Os magistrados brasileiros não querem expor as razões pelas quais declaram-se suspeitos para julgar determinados casos por motivo de "foro íntimo". É o que indica enquete realizada pela Associação dos Magistrados Brasileiros (AMB), cujo resultado foi divulgado nesta semana. Lançada no portal da entidade na internet (www.amb.com.br) em junho de 2009 e encerrada na última segunda-feira, a pesquisa mostra que 71,32% dos 1.384 votantes não concordam com a norma que exige do magistrado a exposição de motivos para a declaração de suspeição por razão de foro íntimo.
A exigência da justificativa por parte de juízes e desembargadores foi determinada pelo Conselho Nacional de Justiça (CNJ), na Resolução n.º 82, em junho do ano passado. Em agosto, contudo, ao analisar Mandado de Segurança (n.º 28.089) impetrado por um desembargador do Distrito Federal, o ministro Joaquim Barbosa, do Supremo Tribunal Federal (STF), suspendeu liminarmente a Resolução o processo segue em trâmite.
Na decisão liminar, o ministro cita dados da Corregedoria Nacional de Justiça, segundo os quais "a declaração de suspeição revelou-se um mecanismo utilizado por alguns magistrados para evitar o aumento de processos a eles distribuídos, ou mesmo direcionar a distribuição, ferindo o princípio do Juiz Natural". Ainda assim, para Barbosa, a norma do CNJ pode "mitigar a independência do julgador".
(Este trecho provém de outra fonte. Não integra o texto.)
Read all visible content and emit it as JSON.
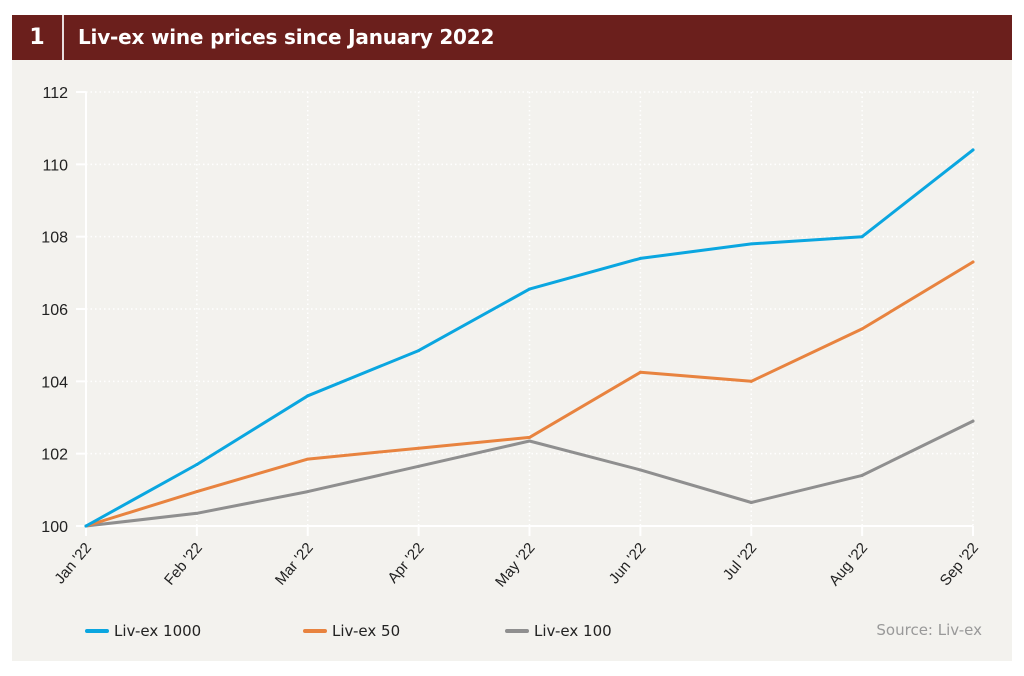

Para o presidente da Associação dos Magistrados do Paraná (Amapar), desembargador Miguel Kfouri Neto, o motivo de foro íntimo diz respeito à privacidade do juiz e não deve ser declarado. Em relação à possibilidade de algum magistrado se utilizar desse mecanismo para se esquivar de processos e ter menos trabalho, Kfouri Neto afirma que é o tribunal quem deve tomar medidas ao constatar a prática reiterada. "No Paraná não há esse problema: quando o magistrado se dá por suspeito em um processo, recebe outro para julgar", explica.
"Confessionário"
Segundo o presidente da Comissão de Prerrogativas da AMB, Jorge Massad, a Resolução do CNJ afronta a legislação. "Na medida em que o CNJ vai contra o Código de Processo Civil e contra regras que garantem o bom exercício da atividade judicante, não hesitaremos em assumir um posicionamento combativo", disse. De fato, a magistratura vem se mostrando resistente à norma do Conselho Nacional de Justiça desde que ela foi editada.
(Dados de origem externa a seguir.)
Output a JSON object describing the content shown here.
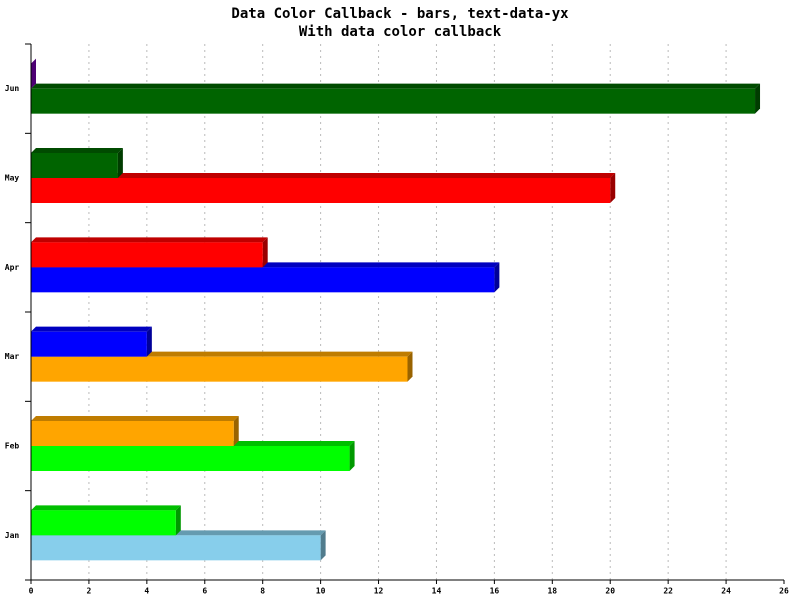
{
  "chart_data": {
    "type": "bar3d",
    "orientation": "horizontal",
    "title": "Data Color Callback - bars, text-data-yx",
    "subtitle": "With data color callback",
    "categories": [
      "Jan",
      "Feb",
      "Mar",
      "Apr",
      "May",
      "Jun"
    ],
    "series": [
      {
        "colors": [
          "#87ceeb",
          "#00ff00",
          "#ffa500",
          "#0000ff",
          "#ff0000",
          "#006400"
        ],
        "values": [
          10,
          11,
          13,
          16,
          20,
          25
        ]
      },
      {
        "colors": [
          "#00ff00",
          "#ffa500",
          "#0000ff",
          "#ff0000",
          "#006400",
          "#8000c0"
        ],
        "values": [
          5,
          7,
          4,
          8,
          3,
          0
        ]
      }
    ],
    "xlim": [
      0,
      26
    ],
    "xticks": [
      0,
      2,
      4,
      6,
      8,
      10,
      12,
      14,
      16,
      18,
      20,
      22,
      24,
      26
    ],
    "grid": true
  }
}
Em agosto do ano passado, ao lado da Associação Nacional dos Magistrados da Justiça do Trabalho (Anamatra) e da Associação dos Juízes Federais do Brasil (Ajufe), a AMB impetrou outro Mandado de Segurança (n.º 28.215), também pendente de decisão final, contra a norma do CNJ, alegando que ela "viola direitos líquidos e certos dos magistrados".
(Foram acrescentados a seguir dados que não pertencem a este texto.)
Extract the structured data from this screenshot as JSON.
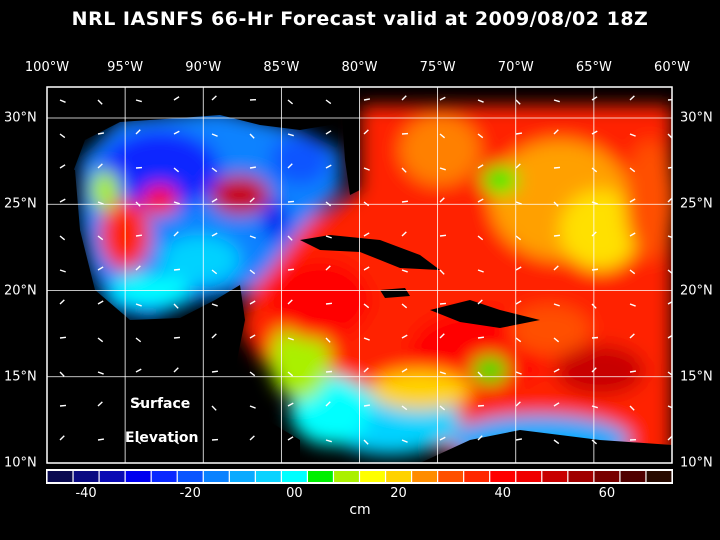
{
  "title": "NRL IASNFS  66-Hr Forecast valid at 2009/08/02 18Z",
  "lon_labels": [
    "100°W",
    "95°W",
    "90°W",
    "85°W",
    "80°W",
    "75°W",
    "70°W",
    "65°W",
    "60°W"
  ],
  "lat_labels": [
    "30°N",
    "25°N",
    "20°N",
    "15°N",
    "10°N"
  ],
  "field_label": [
    "Surface",
    "Elevation"
  ],
  "colorbar": {
    "ticks": [
      "-40",
      "-20",
      "00",
      "20",
      "40",
      "60"
    ],
    "unit": "cm",
    "range": [
      -50,
      70
    ],
    "step": 5,
    "colors": [
      "#0a0a50",
      "#0a0a82",
      "#0a0ab4",
      "#0000f0",
      "#0a28ff",
      "#0a55ff",
      "#0a82ff",
      "#0aaaff",
      "#0ad2ff",
      "#00ffff",
      "#00f000",
      "#aaf000",
      "#ffff00",
      "#ffd200",
      "#ff8c00",
      "#ff5000",
      "#ff2800",
      "#ff0000",
      "#f00000",
      "#c80000",
      "#a00000",
      "#780000",
      "#500000",
      "#280a00"
    ]
  },
  "map": {
    "lon_range": [
      "100°W",
      "60°W"
    ],
    "lat_range": [
      "10°N",
      "31.8°N"
    ]
  }
}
A exposição de motivos determinada pelo Conselho não seria aberta ao público, mas sigilosa, direcionada exclusivamente à Corregedoria de Justiça ou ao próprio CNJ. Ainda assim, nos termos do MS impetrado pelas entidades de magistrados, a Resolução ofende várias das garantias constitucionais dos juízes e desembargadores, "uma vez que impõe aos magistrados de primeira e segunda instâncias espécie de confessionário dos motivos de foro íntimo que os levam, eventualmente, a declarar suspeição para julgar determinados feitos".